We ended up our evening in Covent Garden which is an interesting but very touristy area. It was freezing and raining and we were starving. We had dinner in a little pub which was OK, but nothing great. We were exhausted enough that we barely cared. The tube station was closed so we caught a taxi back to our flat and fell asleep quite instantly.
Let me take a moment to talk about public transportation. The London Underground (known by Americans as the subway but British people always call it the Tube) is really the best in the world. It’s super easy to navigate and figure out. When we first came to England back in the 90’s we took the Tube exclusively. As a result I really never got my bearings and had no idea where things were in relation to each other. Buses were incredibly confusing and intimidating and Mister could hardly ever get me on one. We ended up lost a lot of the time when we took them so I gave up. Back in the day you had to use this huge confusing map and I just hated it. It’s too bad because buses are usually a lot more convenient than riding on subways. And buses are great for sightseeing and getting a feel for the city you’re in. With the London Travelcard, buses and the Tube are all included in the fee (of course, you have to stay in the zones you agreed to). And once you’ve got a great app on your phone to keep you from getting lost, you’re good to go anywhere in London!

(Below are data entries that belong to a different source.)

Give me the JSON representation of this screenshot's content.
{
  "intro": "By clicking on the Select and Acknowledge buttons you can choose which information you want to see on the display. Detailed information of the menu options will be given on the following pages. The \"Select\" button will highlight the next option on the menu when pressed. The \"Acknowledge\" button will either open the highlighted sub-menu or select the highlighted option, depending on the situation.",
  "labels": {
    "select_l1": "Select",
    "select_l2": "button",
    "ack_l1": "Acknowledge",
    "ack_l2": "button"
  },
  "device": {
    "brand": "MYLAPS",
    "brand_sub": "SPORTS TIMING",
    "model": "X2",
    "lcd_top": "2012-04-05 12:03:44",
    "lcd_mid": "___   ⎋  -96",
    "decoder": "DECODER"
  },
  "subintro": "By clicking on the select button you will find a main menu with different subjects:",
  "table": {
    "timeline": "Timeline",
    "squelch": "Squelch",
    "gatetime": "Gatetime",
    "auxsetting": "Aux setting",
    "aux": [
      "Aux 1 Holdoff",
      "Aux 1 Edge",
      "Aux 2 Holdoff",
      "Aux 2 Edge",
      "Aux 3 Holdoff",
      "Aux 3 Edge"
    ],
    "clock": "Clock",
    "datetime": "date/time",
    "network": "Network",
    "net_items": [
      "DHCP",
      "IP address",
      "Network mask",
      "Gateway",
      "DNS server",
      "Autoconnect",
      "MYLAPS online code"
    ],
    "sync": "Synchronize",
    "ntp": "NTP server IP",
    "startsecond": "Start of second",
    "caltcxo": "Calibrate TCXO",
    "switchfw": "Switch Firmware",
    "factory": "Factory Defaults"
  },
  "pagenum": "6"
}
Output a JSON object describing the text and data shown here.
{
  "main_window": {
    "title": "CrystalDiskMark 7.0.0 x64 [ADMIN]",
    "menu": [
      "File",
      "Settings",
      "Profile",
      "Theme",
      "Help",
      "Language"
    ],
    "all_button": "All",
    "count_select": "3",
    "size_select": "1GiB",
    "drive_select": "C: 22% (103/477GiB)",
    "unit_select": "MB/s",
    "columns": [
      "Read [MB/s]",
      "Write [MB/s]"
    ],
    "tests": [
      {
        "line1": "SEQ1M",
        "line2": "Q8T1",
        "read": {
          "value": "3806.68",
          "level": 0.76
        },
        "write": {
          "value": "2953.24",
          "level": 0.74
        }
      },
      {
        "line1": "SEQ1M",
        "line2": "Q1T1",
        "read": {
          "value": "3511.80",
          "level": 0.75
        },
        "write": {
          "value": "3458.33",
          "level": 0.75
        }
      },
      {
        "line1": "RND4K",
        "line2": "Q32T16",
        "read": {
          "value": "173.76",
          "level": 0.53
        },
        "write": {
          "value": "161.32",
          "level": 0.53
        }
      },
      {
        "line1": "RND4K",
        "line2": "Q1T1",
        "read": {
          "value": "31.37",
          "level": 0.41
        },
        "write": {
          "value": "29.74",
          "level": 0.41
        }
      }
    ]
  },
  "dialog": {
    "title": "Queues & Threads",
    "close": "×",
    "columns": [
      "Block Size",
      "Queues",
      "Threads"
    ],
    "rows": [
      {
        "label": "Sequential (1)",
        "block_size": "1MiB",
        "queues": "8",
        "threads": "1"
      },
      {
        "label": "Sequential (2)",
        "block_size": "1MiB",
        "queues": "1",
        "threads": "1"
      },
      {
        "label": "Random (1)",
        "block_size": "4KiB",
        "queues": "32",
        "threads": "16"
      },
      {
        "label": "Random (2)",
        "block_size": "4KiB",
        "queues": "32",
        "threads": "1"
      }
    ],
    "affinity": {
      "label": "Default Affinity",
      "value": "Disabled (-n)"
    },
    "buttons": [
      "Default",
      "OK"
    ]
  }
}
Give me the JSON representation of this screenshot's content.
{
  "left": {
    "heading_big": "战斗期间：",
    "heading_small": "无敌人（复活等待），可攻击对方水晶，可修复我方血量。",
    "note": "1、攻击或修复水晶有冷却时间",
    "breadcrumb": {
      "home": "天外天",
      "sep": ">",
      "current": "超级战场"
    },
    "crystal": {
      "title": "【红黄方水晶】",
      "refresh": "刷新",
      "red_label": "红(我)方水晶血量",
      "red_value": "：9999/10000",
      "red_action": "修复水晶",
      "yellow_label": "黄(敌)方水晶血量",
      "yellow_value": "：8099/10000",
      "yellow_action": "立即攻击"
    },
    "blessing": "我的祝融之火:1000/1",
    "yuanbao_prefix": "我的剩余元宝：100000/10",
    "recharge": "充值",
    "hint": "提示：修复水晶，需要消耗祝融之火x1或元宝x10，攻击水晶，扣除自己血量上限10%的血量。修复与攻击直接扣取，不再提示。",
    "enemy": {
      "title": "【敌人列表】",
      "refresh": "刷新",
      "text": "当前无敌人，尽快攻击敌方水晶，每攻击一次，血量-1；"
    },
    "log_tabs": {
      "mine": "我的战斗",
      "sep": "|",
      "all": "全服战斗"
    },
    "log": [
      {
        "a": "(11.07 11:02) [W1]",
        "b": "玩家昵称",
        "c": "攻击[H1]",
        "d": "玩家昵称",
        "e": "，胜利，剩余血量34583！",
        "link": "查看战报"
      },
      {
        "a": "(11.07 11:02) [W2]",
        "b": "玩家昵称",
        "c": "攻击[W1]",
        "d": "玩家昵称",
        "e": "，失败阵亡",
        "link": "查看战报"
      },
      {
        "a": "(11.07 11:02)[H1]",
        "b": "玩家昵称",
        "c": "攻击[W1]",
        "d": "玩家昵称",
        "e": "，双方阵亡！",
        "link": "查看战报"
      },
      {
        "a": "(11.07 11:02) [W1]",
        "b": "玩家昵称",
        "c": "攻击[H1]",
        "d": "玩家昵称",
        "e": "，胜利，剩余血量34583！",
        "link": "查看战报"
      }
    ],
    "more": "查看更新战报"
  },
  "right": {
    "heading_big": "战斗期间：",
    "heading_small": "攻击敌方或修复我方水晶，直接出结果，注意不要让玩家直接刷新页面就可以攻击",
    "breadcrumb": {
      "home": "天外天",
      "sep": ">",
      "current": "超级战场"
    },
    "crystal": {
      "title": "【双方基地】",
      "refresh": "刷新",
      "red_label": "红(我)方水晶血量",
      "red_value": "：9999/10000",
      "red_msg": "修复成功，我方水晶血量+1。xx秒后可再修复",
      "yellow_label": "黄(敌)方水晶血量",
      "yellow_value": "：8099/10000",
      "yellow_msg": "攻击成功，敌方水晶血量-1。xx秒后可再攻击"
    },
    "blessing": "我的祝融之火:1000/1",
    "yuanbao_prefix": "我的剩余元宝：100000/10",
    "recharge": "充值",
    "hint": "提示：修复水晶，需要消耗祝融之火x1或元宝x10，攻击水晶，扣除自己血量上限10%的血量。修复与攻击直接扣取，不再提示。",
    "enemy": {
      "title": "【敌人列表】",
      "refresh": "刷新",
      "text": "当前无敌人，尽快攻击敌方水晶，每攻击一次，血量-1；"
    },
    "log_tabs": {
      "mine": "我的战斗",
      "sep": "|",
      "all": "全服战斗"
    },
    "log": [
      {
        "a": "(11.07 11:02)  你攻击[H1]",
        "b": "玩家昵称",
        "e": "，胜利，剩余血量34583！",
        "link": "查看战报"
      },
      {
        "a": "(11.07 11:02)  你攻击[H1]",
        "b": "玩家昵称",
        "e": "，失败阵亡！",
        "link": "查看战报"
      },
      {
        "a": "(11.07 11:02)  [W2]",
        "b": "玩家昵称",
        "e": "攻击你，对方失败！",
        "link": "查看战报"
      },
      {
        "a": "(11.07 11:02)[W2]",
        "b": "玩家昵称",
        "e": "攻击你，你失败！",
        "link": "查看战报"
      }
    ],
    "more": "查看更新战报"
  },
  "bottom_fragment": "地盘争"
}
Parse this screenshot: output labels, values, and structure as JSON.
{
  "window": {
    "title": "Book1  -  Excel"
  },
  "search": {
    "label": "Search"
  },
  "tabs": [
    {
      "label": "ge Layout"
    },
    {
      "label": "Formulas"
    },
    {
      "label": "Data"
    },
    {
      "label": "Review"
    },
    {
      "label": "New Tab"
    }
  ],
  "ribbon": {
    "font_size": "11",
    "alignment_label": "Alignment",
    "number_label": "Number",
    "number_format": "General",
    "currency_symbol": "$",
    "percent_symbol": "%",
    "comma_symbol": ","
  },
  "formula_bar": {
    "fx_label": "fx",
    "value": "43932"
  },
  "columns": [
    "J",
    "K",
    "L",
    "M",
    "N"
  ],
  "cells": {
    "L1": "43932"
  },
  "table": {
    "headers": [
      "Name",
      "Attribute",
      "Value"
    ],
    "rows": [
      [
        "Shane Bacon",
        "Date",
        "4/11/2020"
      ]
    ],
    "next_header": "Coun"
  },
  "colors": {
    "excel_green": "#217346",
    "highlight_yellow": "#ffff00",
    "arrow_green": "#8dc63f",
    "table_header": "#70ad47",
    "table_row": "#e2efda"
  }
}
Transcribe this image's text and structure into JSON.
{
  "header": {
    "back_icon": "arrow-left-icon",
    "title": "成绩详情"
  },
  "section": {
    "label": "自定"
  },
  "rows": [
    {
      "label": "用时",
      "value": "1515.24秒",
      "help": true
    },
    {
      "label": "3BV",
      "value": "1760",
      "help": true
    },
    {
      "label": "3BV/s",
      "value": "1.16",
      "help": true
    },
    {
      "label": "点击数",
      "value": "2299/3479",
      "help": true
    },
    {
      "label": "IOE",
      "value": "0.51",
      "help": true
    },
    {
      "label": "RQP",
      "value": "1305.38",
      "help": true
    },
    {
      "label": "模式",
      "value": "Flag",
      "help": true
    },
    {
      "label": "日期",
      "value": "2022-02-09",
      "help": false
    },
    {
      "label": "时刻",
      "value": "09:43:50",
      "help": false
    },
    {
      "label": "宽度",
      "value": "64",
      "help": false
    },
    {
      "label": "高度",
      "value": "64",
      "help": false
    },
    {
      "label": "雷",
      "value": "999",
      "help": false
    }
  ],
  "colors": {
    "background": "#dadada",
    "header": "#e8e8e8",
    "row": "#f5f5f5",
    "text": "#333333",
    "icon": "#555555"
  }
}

Now we are in the era of the iphone and public transportation has never been easier. There are quite a few apps to help you figure out buses and subways. My favorite, hands down, is Citymapper. It can be used in London, Paris, Berlin, Barcelona, New York and Washington DC. You download the city you’re in and enter where you’re starting and where you want to end up (you don’t need actual addresses either. You can just put “the British Museum” and Citymapper will figure it out for you). Citymapper tells you exactly how to get there. You can decide whether you want to walk, take a bus, the subway or a taxi and how long (and how expensive) each option will be. It lists when the next bus/train will arrive and which way to walk to get to the stop. It takes all guesswork out of riding public transportation! And the best part is, Citymapper is free! (You’ll need a data plan for overseas. It ain’t cheap but you absolutely, positively must be able to use your smartphone if for no other reason than to keep from getting lost.)